What’s missing from McGilchrist’s reevaluation of Jaynes is how hearing voices in the ancient world may also account for the rise of polytheism and how the gradual disappearance of those same voices as modern consciousness solidified led to monotheism, an artifact of the transitional mind of antiquity that survived into modernity. I lack the anthropological wherewithal to survey ancient civilizations elsewhere in the Middle East (such as Egypt) or in Asia (such as China), but it seems significant to me that spiritual alternatives beyond the three Abrahamic religions are rooted in animism (e.g., sun, moon, other animals, Nature) or what could be called lifeways (e.g., Taoism and Buddhism) and lack father and mother figureheads. (Mother Nature doesn’t really compare to traditional personification of sky gods.) This omission is understandably outside the scope of The Master and His Emissary, but it would have been interesting to read that discussion had it been included. Another interesting omission is how habituation with these inner voices eventually became the ongoing self-narrative we all know: talking to ourselves inside our heads. Modern thinkers readily recognize the self talking to itself, which is the recursive nature of self-awareness, and loss of proper orientation and self-possession are considered aberrant — crazy unless one claims to hear the voice of god (which strangely no one believes even if they believe in god). In short, god (or the gods) once spoke directly to us, but no longer.

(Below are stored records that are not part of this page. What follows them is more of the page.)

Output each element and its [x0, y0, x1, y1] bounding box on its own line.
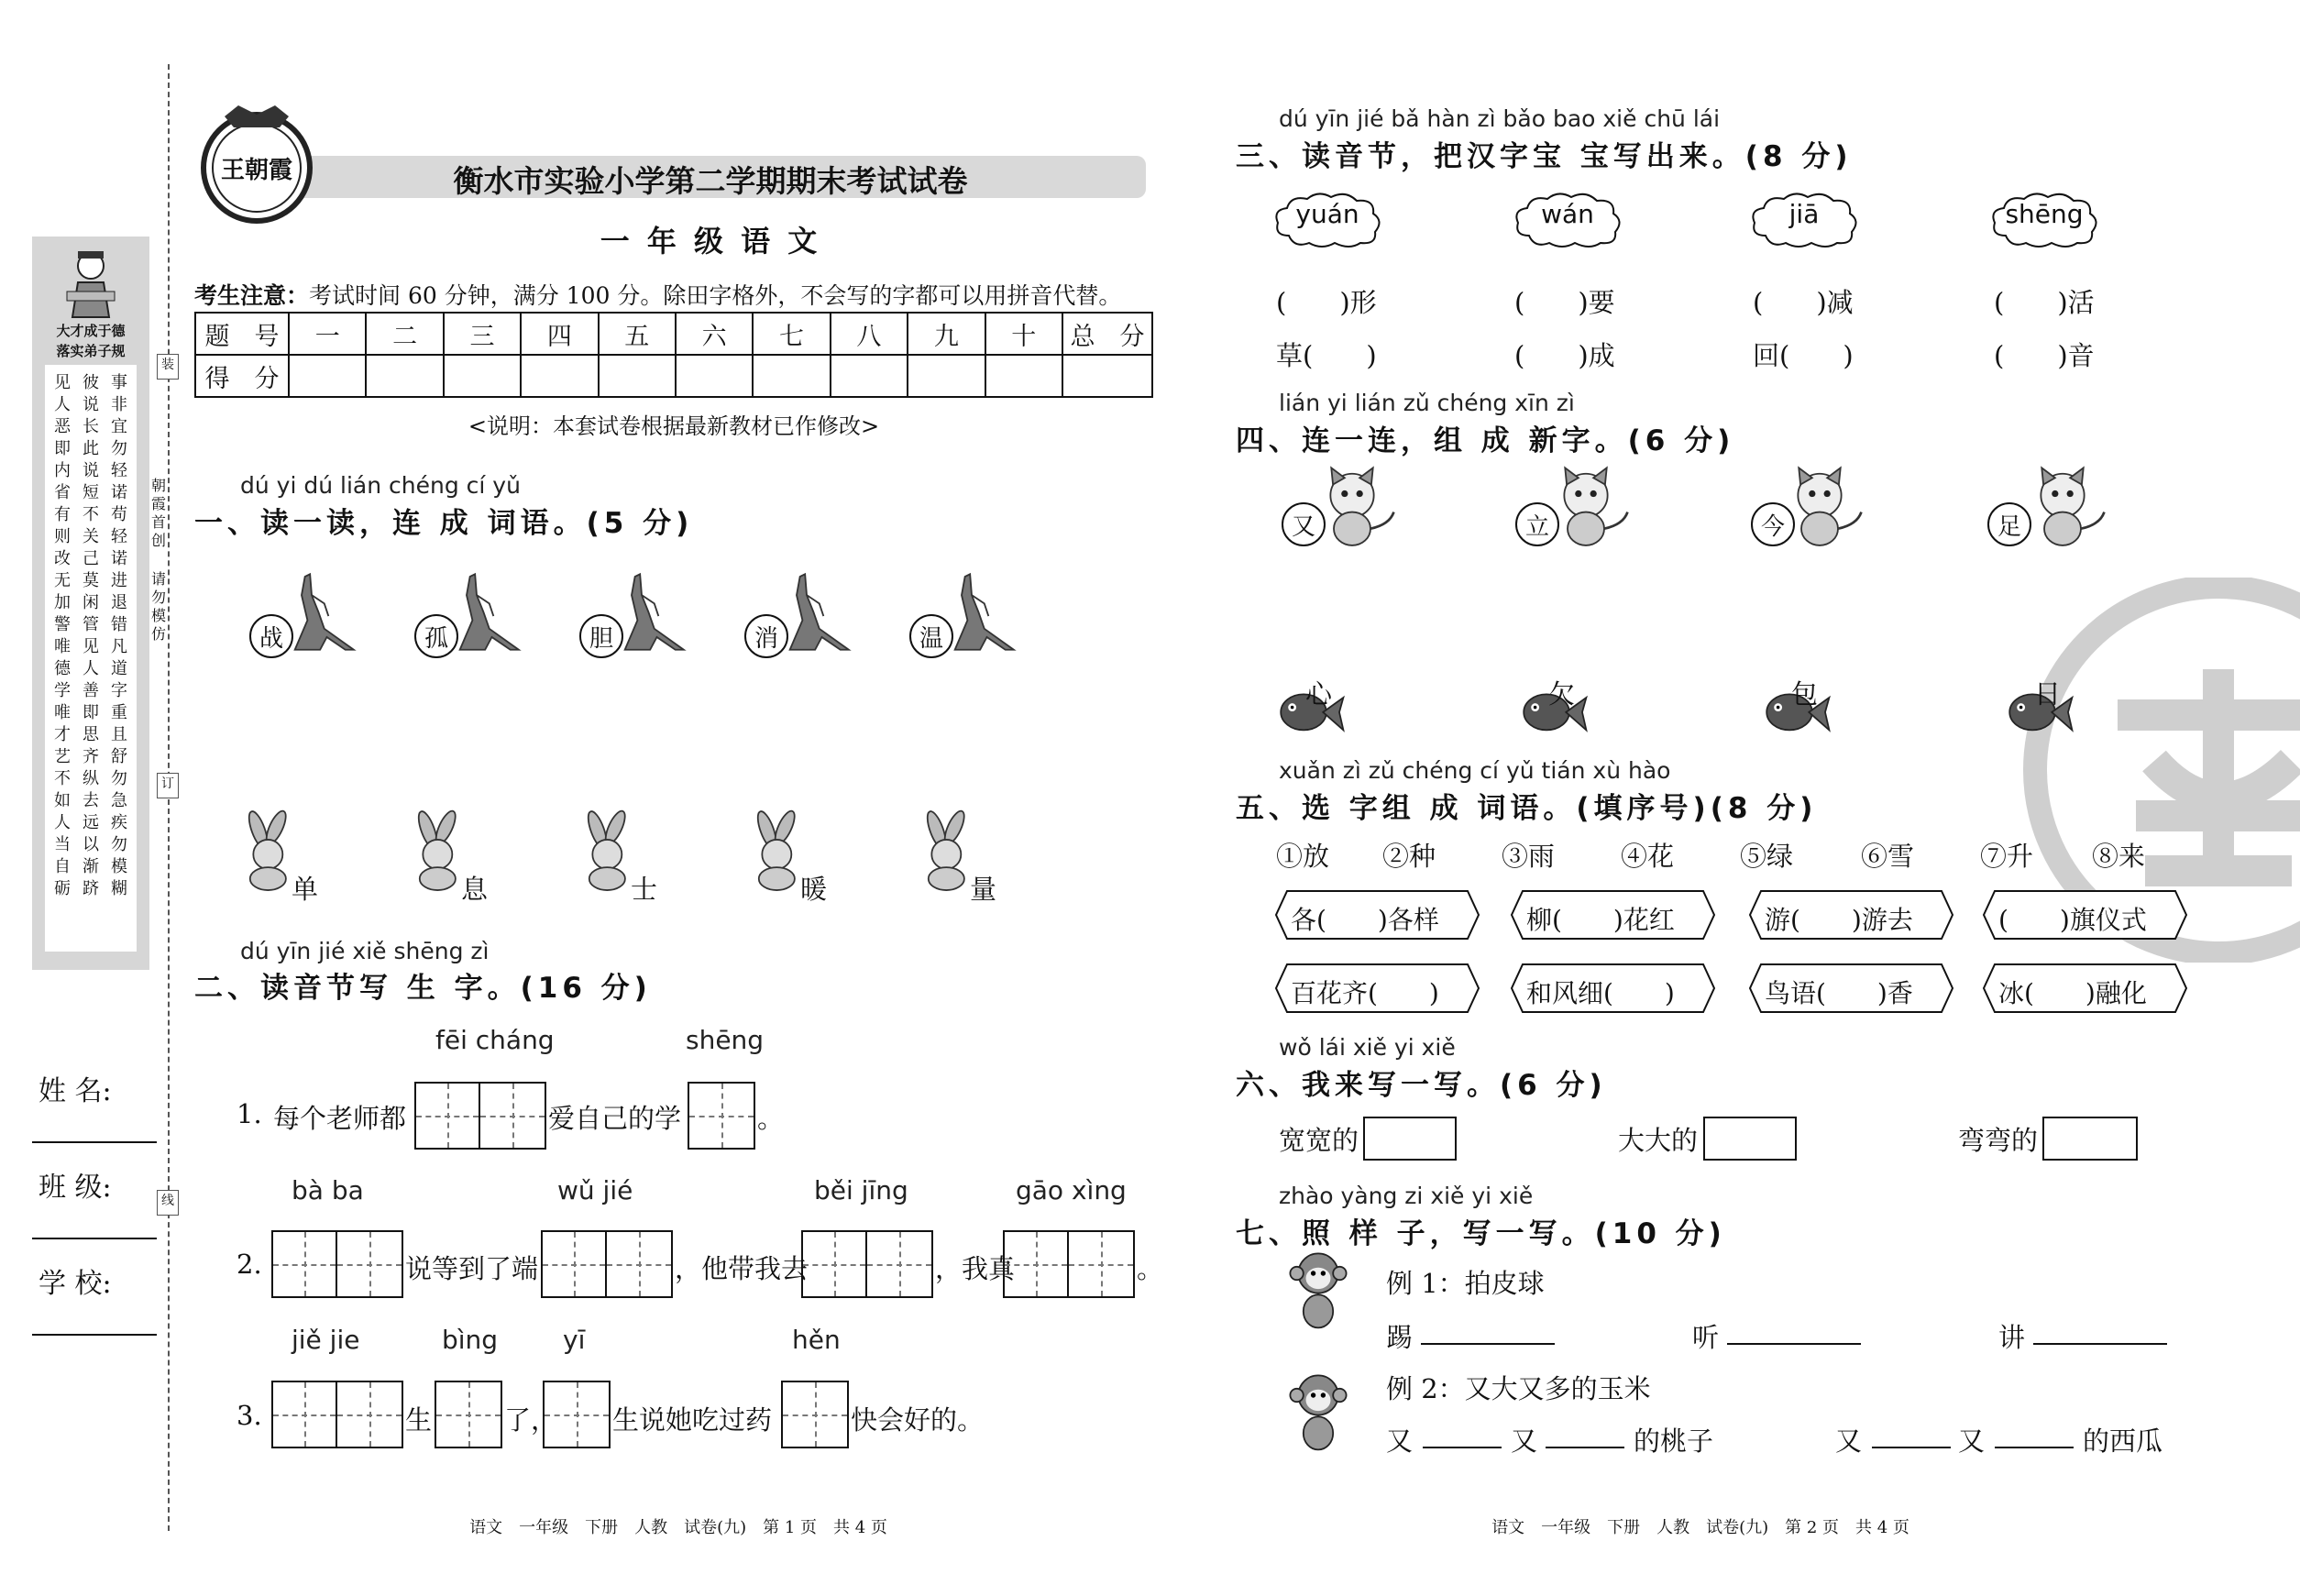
- motto-text-box: [45, 365, 137, 952]
- notice-text: 考试时间 60 分钟，满分 100 分。除田字格外，不会写的字都可以用拼音代替。: [309, 282, 1122, 309]
- score-table-row: [195, 355, 1152, 397]
- rabbit-char[interactable]: 息: [461, 874, 489, 905]
- score-row-label: 得 分: [195, 355, 289, 397]
- q7-ex2-word: 又: [1835, 1425, 1863, 1457]
- q7-ex2-blank[interactable]: [1546, 1447, 1624, 1448]
- q5-title: 五、选 字组 成 词语。(填序号)(8 分): [1236, 792, 1818, 825]
- q3-blank[interactable]: 回( ): [1753, 340, 1854, 371]
- footer-left: 语文 一年级 下册 人教 试卷(九) 第 1 页 共 4 页: [469, 1518, 887, 1537]
- cat-icon: [2017, 466, 2108, 550]
- name-field[interactable]: [32, 1141, 157, 1143]
- q5-option: ④花: [1621, 841, 1675, 872]
- score-col: 五: [599, 313, 676, 355]
- s1-pinyin-a: fēi cháng: [435, 1025, 555, 1055]
- s2-text-4: 。: [1137, 1253, 1164, 1284]
- s2-number: 2.: [237, 1249, 262, 1280]
- note-no-copy: 请勿模仿: [150, 570, 166, 643]
- score-cell[interactable]: [985, 355, 1062, 397]
- q7-ex1-word: 踢: [1386, 1322, 1414, 1353]
- subject-title: 一 年 级 语 文: [600, 224, 821, 259]
- q7-example-1: 例 1：拍皮球: [1386, 1268, 1545, 1299]
- q6-answer-box[interactable]: [2042, 1117, 2138, 1161]
- s2-pinyin-c: běi jīng: [814, 1175, 908, 1205]
- s3-grid-a[interactable]: [271, 1381, 403, 1448]
- scholar-figure: [63, 246, 118, 319]
- motto-column-2: 彼说长此说短不关己莫闲管见人善即思齐纵去远以渐跻: [83, 373, 99, 898]
- s2-grid-d[interactable]: [1003, 1230, 1135, 1298]
- s2-pinyin-d: gāo xìng: [1016, 1175, 1127, 1205]
- score-cell[interactable]: [521, 355, 598, 397]
- binding-mark-3: 线: [157, 1190, 179, 1216]
- rabbit-char[interactable]: 士: [631, 874, 658, 905]
- s2-text-1: 说等到了端: [405, 1253, 539, 1284]
- q3-pinyin: dú yīn jié bǎ hàn zì bǎo bao xiě chū lái: [1279, 105, 1721, 132]
- syllable-cloud: shēng: [1987, 190, 2101, 250]
- motto-line-2: 落实弟子规: [56, 343, 126, 359]
- motto-column-3: 事非宜勿轻诺苟轻诺进退错凡道字重且舒勿急疾勿模糊: [111, 373, 127, 898]
- syllable-cloud: yuán: [1271, 190, 1384, 250]
- name-label: 姓 名:: [39, 1075, 112, 1107]
- q4-pinyin: lián yi lián zǔ chéng xīn zì: [1279, 390, 1575, 416]
- q5-option: ⑧来: [2092, 841, 2146, 872]
- s3-pinyin-d: hěn: [792, 1325, 841, 1355]
- s2-pinyin-b: wǔ jié: [557, 1175, 633, 1205]
- q7-ex1-blank[interactable]: [1727, 1343, 1861, 1345]
- motto-panel: [32, 237, 149, 970]
- s2-text-2: ，他带我去: [675, 1253, 809, 1284]
- cat-char[interactable]: 立: [1515, 502, 1559, 546]
- s3-pinyin-a: jiě jie: [292, 1325, 360, 1355]
- score-col: 八: [831, 313, 908, 355]
- score-header-label: 题 号: [195, 313, 289, 355]
- s1-grid-a[interactable]: [414, 1082, 546, 1150]
- q6-prompt: 弯弯的: [1958, 1125, 2039, 1156]
- q6-answer-box[interactable]: [1703, 1117, 1797, 1161]
- q3-blank[interactable]: ( )活: [1994, 287, 2095, 318]
- kangaroo-char[interactable]: 战: [249, 614, 293, 658]
- q7-ex2-blank[interactable]: [1995, 1447, 2074, 1448]
- rabbit-char[interactable]: 单: [292, 874, 319, 905]
- score-col: 十: [985, 313, 1062, 355]
- q3-blank[interactable]: 草( ): [1276, 340, 1377, 371]
- s2-pinyin-a: bà ba: [292, 1175, 364, 1205]
- footer-right: 语文 一年级 下册 人教 试卷(九) 第 2 页 共 4 页: [1491, 1518, 1909, 1537]
- kangaroo-char[interactable]: 胆: [579, 614, 623, 658]
- syllable-cloud: jiā: [1747, 190, 1861, 250]
- q5-option: ⑥雪: [1861, 841, 1915, 872]
- q7-ex2-blank[interactable]: [1423, 1447, 1502, 1448]
- q2-pinyin: dú yīn jié xiě shēng zì: [240, 938, 490, 964]
- score-cell[interactable]: [289, 355, 366, 397]
- score-table-row: [195, 313, 1152, 355]
- q7-title: 七、照 样 子，写一写。(10 分): [1236, 1217, 1726, 1250]
- score-col: 四: [521, 313, 598, 355]
- q7-ex2-word: 又: [1511, 1425, 1538, 1457]
- q6-pinyin: wǒ lái xiě yi xiě: [1279, 1034, 1456, 1061]
- q6-prompt: 大大的: [1618, 1125, 1699, 1156]
- score-col-total: 总 分: [1062, 313, 1152, 355]
- fish-char[interactable]: 日: [2034, 678, 2062, 710]
- q5-option: ②种: [1382, 841, 1436, 872]
- exam-notice: [194, 278, 1121, 311]
- rabbit-char[interactable]: 暖: [800, 874, 828, 905]
- school-field[interactable]: [32, 1334, 157, 1336]
- s3-number: 3.: [237, 1400, 262, 1431]
- monkey-icon: [1285, 1249, 1351, 1331]
- q5-option: ①放: [1276, 841, 1330, 872]
- syllable-cloud: wán: [1511, 190, 1624, 250]
- q5-pinyin: xuǎn zì zǔ chéng cí yǔ tián xù hào: [1279, 757, 1671, 784]
- s3-pinyin-b: bìng: [442, 1325, 499, 1355]
- s1-grid-b[interactable]: [688, 1082, 755, 1150]
- q3-blank[interactable]: ( )减: [1753, 287, 1854, 318]
- q5-option: ⑦升: [1980, 841, 2034, 872]
- s3-text-4: 快会好的。: [851, 1404, 985, 1436]
- score-cell[interactable]: [753, 355, 830, 397]
- motto-column-1: 见人恶即内省有则改无加警唯德学唯才艺不如人当自砺: [54, 373, 71, 898]
- q7-ex1-blank[interactable]: [2033, 1343, 2167, 1345]
- q5-option: ⑤绿: [1740, 841, 1794, 872]
- rabbit-char[interactable]: 量: [970, 874, 997, 905]
- s3-grid-d[interactable]: [781, 1381, 849, 1448]
- q7-pinyin: zhào yàng zi xiě yi xiě: [1279, 1183, 1534, 1209]
- q5-option: ③雨: [1502, 841, 1556, 872]
- q6-answer-box[interactable]: [1363, 1117, 1457, 1161]
- q1-title: 一、读一读，连 成 词语。(5 分): [194, 507, 694, 540]
- score-col: 二: [366, 313, 443, 355]
- s2-grid-a[interactable]: [271, 1230, 403, 1298]
- q3-blank[interactable]: ( )要: [1514, 287, 1615, 318]
- cat-char[interactable]: 今: [1751, 502, 1795, 546]
- class-label: 班 级:: [39, 1172, 112, 1204]
- s1-number: 1.: [237, 1098, 262, 1129]
- score-col: 九: [908, 313, 985, 355]
- score-col: 一: [289, 313, 366, 355]
- score-table: [194, 312, 1153, 398]
- school-exam-title: 衡水市实验小学第二学期期末考试试卷: [453, 163, 968, 199]
- monkey-icon: [1285, 1370, 1351, 1453]
- s3-text-2: 了，: [504, 1404, 558, 1436]
- q6-title: 六、我来写一写。(6 分): [1236, 1069, 1607, 1102]
- s3-text-3: 生说她吃过药: [612, 1404, 773, 1436]
- score-cell[interactable]: [366, 355, 443, 397]
- fish-char[interactable]: 包: [1791, 678, 1819, 710]
- s2-text-3: ，我真: [935, 1253, 1016, 1284]
- q7-ex2-word: 的西瓜: [2083, 1425, 2163, 1457]
- fish-char[interactable]: 欠: [1548, 678, 1576, 710]
- q3-blank[interactable]: ( )形: [1276, 287, 1377, 318]
- cat-char[interactable]: 足: [1987, 502, 2031, 546]
- score-cell[interactable]: [908, 355, 985, 397]
- q7-ex1-word: 讲: [1998, 1322, 2026, 1353]
- s3-text-1: 生: [405, 1404, 433, 1436]
- q1-pinyin: dú yi dú lián chéng cí yǔ: [240, 472, 521, 499]
- q4-title: 四、连一连，组 成 新字。(6 分): [1236, 424, 1735, 457]
- school-label: 学 校:: [39, 1268, 112, 1300]
- q3-blank[interactable]: ( )音: [1994, 340, 2095, 371]
- score-col: 七: [753, 313, 830, 355]
- score-cell[interactable]: [599, 355, 676, 397]
- score-cell[interactable]: [676, 355, 753, 397]
- remark: <说明：本套试卷根据最新教材已作修改>: [468, 413, 880, 439]
- kangaroo-char[interactable]: 温: [909, 614, 953, 658]
- score-cell[interactable]: [1062, 355, 1152, 397]
- q7-ex1-blank[interactable]: [1421, 1343, 1555, 1345]
- q7-example-2: 例 2：又大又多的玉米: [1386, 1373, 1651, 1404]
- s3-grid-b[interactable]: [435, 1381, 502, 1448]
- q3-title: 三、读音节，把汉字宝 宝写出来。(8 分): [1236, 140, 1853, 173]
- kangaroo-char[interactable]: 消: [744, 614, 788, 658]
- score-col: 三: [444, 313, 521, 355]
- q7-ex2-word: 的桃子: [1634, 1425, 1714, 1457]
- s3-pinyin-c: yī: [563, 1325, 586, 1355]
- score-cell[interactable]: [444, 355, 521, 397]
- binding-mark-1: 装: [157, 354, 179, 380]
- s1-text-3: 。: [757, 1103, 785, 1134]
- s2-grid-c[interactable]: [801, 1230, 933, 1298]
- q3-blank[interactable]: ( )成: [1514, 340, 1615, 371]
- s3-grid-c[interactable]: [543, 1381, 611, 1448]
- q7-ex2-word: 又: [1958, 1425, 1986, 1457]
- s1-text-2: 爱自己的学: [548, 1103, 682, 1134]
- score-cell[interactable]: [831, 355, 908, 397]
- q7-ex2-blank[interactable]: [1872, 1447, 1951, 1448]
- q7-ex1-word: 听: [1692, 1322, 1720, 1353]
- q7-ex2-word: 又: [1386, 1425, 1414, 1457]
- kangaroo-char[interactable]: 孤: [414, 614, 458, 658]
- q2-title: 二、读音节写 生 字。(16 分): [194, 972, 652, 1005]
- note-original: 朝霞首创: [150, 477, 166, 549]
- score-col: 六: [676, 313, 753, 355]
- motto-line-1: 大才成于德: [56, 323, 126, 339]
- s1-pinyin-b: shēng: [686, 1025, 765, 1055]
- q6-prompt: 宽宽的: [1279, 1125, 1359, 1156]
- notice-label: 考生注意：: [194, 282, 310, 309]
- class-field[interactable]: [32, 1238, 157, 1239]
- s1-text-1: 每个老师都: [273, 1103, 407, 1134]
- binding-mark-2: 订: [157, 773, 179, 798]
- fish-char[interactable]: 心: [1305, 678, 1333, 710]
- cat-char[interactable]: 又: [1282, 502, 1326, 546]
- logo-text: 王朝霞: [220, 157, 292, 184]
- s2-grid-b[interactable]: [541, 1230, 673, 1298]
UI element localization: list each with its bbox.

For me, these observations are among the pillars of modern consciousness, an ever-moving puzzle picture I’ve been trying to piece together for years. I don’t mean to suggest that there are three large bands of historical consciousness, but it should be clear that we were once in our evolutionary history nonconscious (not unconscious — that’s something else) but developed minds/selves over the eons. As with biology and language, there is no point of arrival where one could say we are now fully developed. We continue to change constantly, far more quickly with language and consciousness than with biology, but there are nonetheless several observable developmental thresholds. The subject/object distinction from antiquity is one that profoundly informs modern consciousness today. Indeed, the scientific method is based on objectification. This intellectual pose is so powerful and commonplace (but not ubiquitous) that immersion, union, and loss of self is scarcely conceivable outside of a few special circumstances that render us mostly nonthinking, such as being in the zone, flow, sexual congress, religious ecstasy, etc., where the self is obliterated and we become “mindless.”